Truck Industry Predicts Exodus if License Fees Rise
By DAVID GREENBERG
Assembly Speaker Herb Wesson's bill to restore vehicle license fees to 1998 levels already has a vocal opponent and it's not the anti-tax faction of the legislature.
The state's trucking industry argues that the bill, introduced last week to help reduce the state's $26 billion budget deficit, will actually result in a loss of fees from truckers who will continue their mass exodus to states with lower operating costs.
Truck companies and independent owner-operators can register their vehicles in any state they operate in while continuing to haul freight through California.
The real shortfall, said Stephanie Williams, vice president of the California Trucking Association, would come as truckers leave in droves. "We'd like to see California truckers be able to afford California, not be priced out because they can't compete," she said.
Between 2000 and 2002, 250,000 trucks had their registration shifted out of state, she said. There are 390,000 trucks registered in the state, while another 1.3 million registered out of state haul goods throughout California.
Wesson, a Culver City Democrat, wants annual fees to increase to 2 percent of the value of a vehicle, up from the current .68 percent, to prevent massive layoffs of public safety personnel.
"The speaker does not like raising the VLF, but it's a small price to pay to keep firefighters and police on our streets," said Patricia Soto, Wesson's press secretary.
If approved, truck owners would pay $2,000, up from $675, for a new truck valued at $100,000. For a used vehicle costing $10,000, the fee would rise to $400, from $135.
Different segments of the industry would be hit in different ways: general freight operators would be at a competitive disadvantage to out-of-state operations paying lower fees, while intrastate drivers serving West Coast ports who are paid by the load would be unable pass on the additional costs.
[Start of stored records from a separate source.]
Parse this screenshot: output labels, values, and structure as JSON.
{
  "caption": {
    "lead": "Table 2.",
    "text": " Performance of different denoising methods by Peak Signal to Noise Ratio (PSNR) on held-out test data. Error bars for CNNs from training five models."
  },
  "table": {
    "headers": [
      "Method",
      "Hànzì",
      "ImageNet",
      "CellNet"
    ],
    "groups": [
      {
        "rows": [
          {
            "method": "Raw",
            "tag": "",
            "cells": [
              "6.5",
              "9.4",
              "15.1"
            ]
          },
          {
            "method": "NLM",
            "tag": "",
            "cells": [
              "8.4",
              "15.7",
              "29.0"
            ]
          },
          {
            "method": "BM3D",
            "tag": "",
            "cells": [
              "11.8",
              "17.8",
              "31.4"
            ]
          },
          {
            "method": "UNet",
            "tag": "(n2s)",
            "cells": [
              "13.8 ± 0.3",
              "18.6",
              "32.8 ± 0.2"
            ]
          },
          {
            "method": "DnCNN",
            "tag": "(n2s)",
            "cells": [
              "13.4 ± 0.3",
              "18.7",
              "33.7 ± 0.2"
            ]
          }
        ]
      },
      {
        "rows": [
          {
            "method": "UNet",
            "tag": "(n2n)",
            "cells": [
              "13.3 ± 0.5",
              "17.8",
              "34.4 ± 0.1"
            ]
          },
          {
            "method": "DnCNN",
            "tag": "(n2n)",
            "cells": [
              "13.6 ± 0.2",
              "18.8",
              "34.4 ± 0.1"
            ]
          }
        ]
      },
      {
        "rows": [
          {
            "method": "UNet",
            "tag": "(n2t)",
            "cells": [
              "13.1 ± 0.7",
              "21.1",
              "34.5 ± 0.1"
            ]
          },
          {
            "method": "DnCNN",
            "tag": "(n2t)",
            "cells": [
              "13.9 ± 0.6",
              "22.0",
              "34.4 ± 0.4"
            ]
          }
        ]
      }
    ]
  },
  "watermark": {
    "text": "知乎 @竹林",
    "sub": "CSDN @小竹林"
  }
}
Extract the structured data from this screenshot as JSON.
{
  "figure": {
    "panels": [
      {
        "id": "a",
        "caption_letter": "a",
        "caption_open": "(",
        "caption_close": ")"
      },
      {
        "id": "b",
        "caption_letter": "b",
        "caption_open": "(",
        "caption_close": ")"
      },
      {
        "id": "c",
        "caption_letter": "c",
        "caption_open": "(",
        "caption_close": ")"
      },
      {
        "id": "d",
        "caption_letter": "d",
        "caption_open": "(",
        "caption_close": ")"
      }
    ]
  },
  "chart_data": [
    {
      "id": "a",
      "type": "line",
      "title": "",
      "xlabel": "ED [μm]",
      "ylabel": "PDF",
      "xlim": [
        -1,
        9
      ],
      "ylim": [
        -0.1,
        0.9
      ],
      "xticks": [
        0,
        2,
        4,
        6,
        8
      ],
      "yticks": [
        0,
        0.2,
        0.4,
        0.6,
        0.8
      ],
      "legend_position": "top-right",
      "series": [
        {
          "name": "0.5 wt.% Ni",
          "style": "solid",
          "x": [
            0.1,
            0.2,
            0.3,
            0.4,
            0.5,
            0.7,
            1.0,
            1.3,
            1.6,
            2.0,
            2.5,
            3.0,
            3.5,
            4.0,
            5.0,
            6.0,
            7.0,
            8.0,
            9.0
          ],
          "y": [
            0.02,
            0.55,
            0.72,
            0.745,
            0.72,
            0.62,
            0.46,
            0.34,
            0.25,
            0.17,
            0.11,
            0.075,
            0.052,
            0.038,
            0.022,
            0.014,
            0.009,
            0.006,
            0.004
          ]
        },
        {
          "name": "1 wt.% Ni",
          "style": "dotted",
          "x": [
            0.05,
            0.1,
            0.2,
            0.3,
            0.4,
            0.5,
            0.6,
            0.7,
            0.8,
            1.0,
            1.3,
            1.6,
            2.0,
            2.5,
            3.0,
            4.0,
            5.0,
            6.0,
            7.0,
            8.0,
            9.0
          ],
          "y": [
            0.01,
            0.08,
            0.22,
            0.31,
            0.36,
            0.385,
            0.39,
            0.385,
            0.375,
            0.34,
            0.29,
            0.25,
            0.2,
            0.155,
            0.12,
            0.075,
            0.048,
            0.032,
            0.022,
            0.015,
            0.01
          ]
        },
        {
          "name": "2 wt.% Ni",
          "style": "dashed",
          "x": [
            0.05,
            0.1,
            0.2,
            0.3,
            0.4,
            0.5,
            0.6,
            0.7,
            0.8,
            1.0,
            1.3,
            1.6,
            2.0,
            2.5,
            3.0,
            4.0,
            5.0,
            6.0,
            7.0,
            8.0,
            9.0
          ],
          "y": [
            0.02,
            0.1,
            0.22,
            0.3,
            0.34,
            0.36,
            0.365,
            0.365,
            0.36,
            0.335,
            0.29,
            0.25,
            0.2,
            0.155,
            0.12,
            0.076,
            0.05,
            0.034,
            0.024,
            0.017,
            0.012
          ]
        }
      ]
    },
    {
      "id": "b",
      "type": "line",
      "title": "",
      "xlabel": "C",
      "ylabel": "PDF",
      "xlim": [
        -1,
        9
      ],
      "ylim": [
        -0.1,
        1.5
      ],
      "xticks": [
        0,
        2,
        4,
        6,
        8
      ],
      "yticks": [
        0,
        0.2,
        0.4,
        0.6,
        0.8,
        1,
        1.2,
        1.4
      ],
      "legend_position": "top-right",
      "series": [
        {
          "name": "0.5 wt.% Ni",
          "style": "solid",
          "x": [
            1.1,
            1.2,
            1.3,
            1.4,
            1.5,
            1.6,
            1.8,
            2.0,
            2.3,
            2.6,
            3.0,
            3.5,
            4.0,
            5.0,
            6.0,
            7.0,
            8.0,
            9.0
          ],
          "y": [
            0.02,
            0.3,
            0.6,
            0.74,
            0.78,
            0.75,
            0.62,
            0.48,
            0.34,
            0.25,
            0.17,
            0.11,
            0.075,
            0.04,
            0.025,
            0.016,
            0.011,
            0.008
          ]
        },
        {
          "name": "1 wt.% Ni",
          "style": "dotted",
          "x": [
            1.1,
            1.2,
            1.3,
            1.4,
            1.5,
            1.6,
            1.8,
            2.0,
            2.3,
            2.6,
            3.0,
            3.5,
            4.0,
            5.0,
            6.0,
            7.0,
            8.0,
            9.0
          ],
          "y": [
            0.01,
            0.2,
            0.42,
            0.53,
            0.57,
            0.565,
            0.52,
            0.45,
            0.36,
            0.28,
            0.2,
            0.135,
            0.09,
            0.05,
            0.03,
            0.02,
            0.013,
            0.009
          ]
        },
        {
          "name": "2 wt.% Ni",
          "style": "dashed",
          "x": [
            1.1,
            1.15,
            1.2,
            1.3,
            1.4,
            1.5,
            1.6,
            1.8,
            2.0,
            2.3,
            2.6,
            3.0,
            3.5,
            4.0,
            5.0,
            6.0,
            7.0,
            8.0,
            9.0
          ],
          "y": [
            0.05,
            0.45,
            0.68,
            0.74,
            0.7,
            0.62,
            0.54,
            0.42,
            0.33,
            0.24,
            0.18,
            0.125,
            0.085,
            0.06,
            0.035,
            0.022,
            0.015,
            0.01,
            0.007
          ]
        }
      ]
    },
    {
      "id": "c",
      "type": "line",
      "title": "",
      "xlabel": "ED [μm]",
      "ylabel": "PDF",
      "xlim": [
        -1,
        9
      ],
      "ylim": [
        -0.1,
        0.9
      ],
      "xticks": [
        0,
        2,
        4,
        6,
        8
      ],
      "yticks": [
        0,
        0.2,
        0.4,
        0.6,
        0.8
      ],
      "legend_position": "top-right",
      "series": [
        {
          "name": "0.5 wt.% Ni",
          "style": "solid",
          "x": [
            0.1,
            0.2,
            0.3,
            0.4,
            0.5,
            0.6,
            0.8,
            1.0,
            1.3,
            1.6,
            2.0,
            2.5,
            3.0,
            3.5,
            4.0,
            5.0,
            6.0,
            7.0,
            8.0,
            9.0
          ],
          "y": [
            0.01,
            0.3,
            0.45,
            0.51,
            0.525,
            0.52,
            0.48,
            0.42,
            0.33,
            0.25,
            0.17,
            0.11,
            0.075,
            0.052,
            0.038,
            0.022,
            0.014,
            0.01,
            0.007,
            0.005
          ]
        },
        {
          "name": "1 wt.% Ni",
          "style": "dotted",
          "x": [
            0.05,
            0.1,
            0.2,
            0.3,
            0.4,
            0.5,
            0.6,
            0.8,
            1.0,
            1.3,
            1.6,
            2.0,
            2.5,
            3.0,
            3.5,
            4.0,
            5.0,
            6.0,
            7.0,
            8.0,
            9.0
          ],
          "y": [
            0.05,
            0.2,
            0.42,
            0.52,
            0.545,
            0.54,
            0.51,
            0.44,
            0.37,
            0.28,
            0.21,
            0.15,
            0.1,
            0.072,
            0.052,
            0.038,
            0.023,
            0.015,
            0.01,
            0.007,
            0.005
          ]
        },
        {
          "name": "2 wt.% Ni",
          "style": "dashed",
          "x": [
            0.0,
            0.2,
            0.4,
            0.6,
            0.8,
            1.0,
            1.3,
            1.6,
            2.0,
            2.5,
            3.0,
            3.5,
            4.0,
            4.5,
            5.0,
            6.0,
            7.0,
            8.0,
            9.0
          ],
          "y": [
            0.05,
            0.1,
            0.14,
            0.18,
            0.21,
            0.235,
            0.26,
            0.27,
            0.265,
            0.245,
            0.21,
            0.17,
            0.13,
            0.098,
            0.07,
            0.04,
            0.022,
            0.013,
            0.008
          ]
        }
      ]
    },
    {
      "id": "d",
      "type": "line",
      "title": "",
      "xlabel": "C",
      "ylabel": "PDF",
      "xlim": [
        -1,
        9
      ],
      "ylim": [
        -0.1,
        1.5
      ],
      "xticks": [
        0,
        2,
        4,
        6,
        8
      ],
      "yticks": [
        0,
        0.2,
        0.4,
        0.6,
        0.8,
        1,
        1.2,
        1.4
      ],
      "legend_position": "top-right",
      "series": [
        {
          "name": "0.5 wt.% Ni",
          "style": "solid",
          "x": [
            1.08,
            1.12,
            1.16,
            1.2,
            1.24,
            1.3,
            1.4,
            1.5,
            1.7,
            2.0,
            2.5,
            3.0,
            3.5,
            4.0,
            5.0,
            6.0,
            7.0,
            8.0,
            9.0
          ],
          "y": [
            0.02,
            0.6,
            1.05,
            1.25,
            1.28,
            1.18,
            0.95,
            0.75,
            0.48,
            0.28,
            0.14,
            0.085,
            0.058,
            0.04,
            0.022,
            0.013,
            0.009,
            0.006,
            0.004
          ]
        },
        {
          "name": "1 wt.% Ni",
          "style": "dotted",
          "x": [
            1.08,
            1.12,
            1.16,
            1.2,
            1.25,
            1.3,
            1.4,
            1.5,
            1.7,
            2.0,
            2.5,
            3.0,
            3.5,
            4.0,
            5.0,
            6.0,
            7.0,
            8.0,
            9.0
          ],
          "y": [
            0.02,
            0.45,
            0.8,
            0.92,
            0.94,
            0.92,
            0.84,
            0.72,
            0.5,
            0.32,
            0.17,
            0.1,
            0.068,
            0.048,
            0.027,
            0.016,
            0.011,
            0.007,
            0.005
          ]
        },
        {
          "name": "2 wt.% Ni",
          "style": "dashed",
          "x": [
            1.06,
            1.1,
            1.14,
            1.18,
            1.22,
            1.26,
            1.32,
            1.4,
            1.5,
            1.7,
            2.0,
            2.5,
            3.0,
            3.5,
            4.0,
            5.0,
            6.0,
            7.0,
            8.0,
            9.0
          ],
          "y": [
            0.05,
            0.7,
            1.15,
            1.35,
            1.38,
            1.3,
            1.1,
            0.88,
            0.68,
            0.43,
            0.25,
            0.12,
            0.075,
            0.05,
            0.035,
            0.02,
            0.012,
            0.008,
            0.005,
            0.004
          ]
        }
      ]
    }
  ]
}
"It's going to hit the port truckers the hardest because they get paid by the load," said Williams. "They are not in competition but that can't pass (increased fees) on. The shippers won't pay it."
Drivers serving the Ports of L.A. and Long Beach make as little as $50 per load to haul a container to a warehouse facility in Ontario.
While owner-operators might generate $70,000 annually, Williams said the pre-tax take-home pay can amount to as little as $30,000 after insurance, fuel and maintenance costs are factored in.